Here’s a novel concept. Say it is the 10th of the month. Go back in time to the 1st of the month and meet and greet yourself. The both of you now wait until the 10th of the month and then go back in time to the 2nd of the month where you both can now meet and greet and join up with the other two of you that existed then. Then the four of you wait until the 10th of the month and the four of you travel back in time to say the 3rd of the month where the four of you link up with the four of you that existed on the 3rd. The eight of you now wait until the 10th of the month and then travel back in time to the 4th of the month where you group together as a crowd of sixteen. Wait until the 10th of the month and the sixteen of you travel back to the 5th and join up with the other sixteen to form a mob of thirty-two, and so on and so on. Starting with just you, you could create an entire army of you!

Q. Where’s the paradox in creating an army just out of you?

A. The paradox here is that you are getting something for nothing, in this case extra copies of you. Where in fact does the extra matter and energy come from that creates that you army?

Q. Anything else?

A. Another reason time travel to the past is suss is that we don’t see any time travellers from our future paying us a visit. Though Einstein’s Special and General Relativity allows time travel to the past, and although the laws of physics are time invariant (they are valid from past to future and future to past), no visitors. Either our descendents don’t have any interest in us, or perhaps there aren’t any – descendents that is – if we go extinct or go back to the Dark Ages sooner rather than later. Or, perhaps time travel just isn’t possible after all or is in the too hard basket.

Q. You lie! What about the Second Law of Thermodynamics?

A. Ah yes, what about the Second Law of Thermodynamics which is held responsible for time’s arrow or the arrow of time (i.e. – things proceed from past (which you remember) to future (which you don’t remember). But the Second Law of Thermodynamics is misnamed since the second ‘law’ isn’t really a ‘law’, just a statement of probability, albeit extremely high probability. When things happen in a statistically probable way (eggs break or scramble; eggs don’t un-break or unscramble) that’s the arrow of time that we perceive. Put in a more thermodynamic context, a boiled egg cools off and heats up the kitchen until both are at the same temperature; the kitchen doesn’t cool down and transfer that energy to the raw egg and cook it.

Q. Anything else?

A. Yes, another postulate has it that one cannot travel further back in time than the time the time machine was constructed.
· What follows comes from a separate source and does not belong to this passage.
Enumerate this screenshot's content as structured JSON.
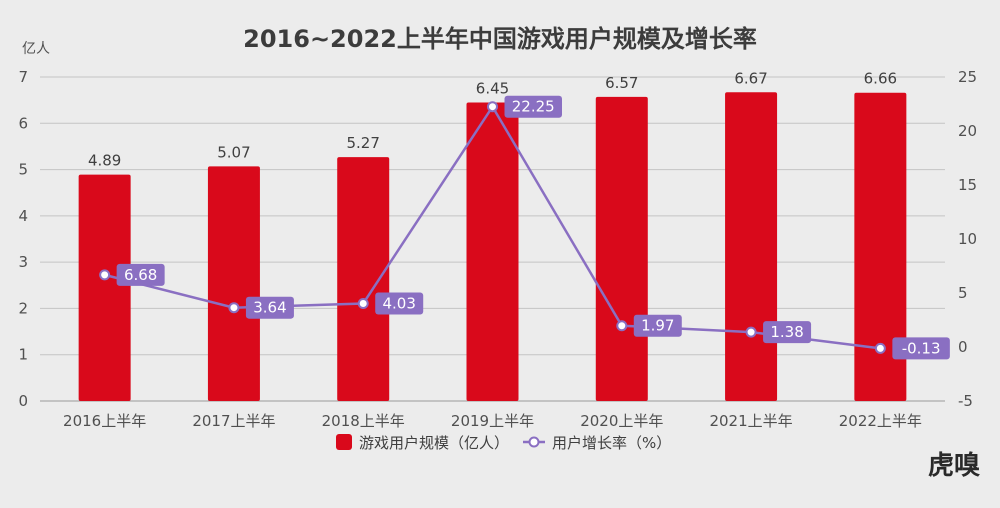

So if our descendents come up with a first ever time machine in the year 2113, they couldn’t come visit us in 2013, though those living in the year 2213 could go back to 2113 (but no farther back).

The way out of that is what about an advanced extraterrestrial civilization’s time machine, say built in 2013 BCE, or over 4000 years ago. Say, what about those pesky UFOs? Instead of ET coming here from out there in their and our present, they come here from there in our present but from their future! The only problem with that is that UFO events and flaps are not clustered around what we would call historically important events, like say the Trinity A-Bomb test in 1945 or the launch of Apollo 11 in 1969 or the sinking of RMS Titanic in 1912. Of course, that they are conspicuous by their absence, well that just maybe our parochialism coming to the fore. Time travelling aliens may have a differing agenda. 

Aliens aside, you could easily imagine a time travelling Travel Agency existing several hundred years from now conducting guided tours to important historical events of their (and our) past, say tours in groups of one hundred per. After several thousand such tours, say to the battle of the Alamo or to Custer’s last stand at the Little Big Horn, things would be getting a mite crowded since each tour has to show up at the same place and date!

Q. And what do you conclude about the viability of time travel to the past from the above?

A. Ultimately, to my way of thinking, time travel, at least to the past, is impossible since time is a concept and not a thing, like a road or a river you can travel up and down on. You can travel in a car, but not in the concept of an automobile.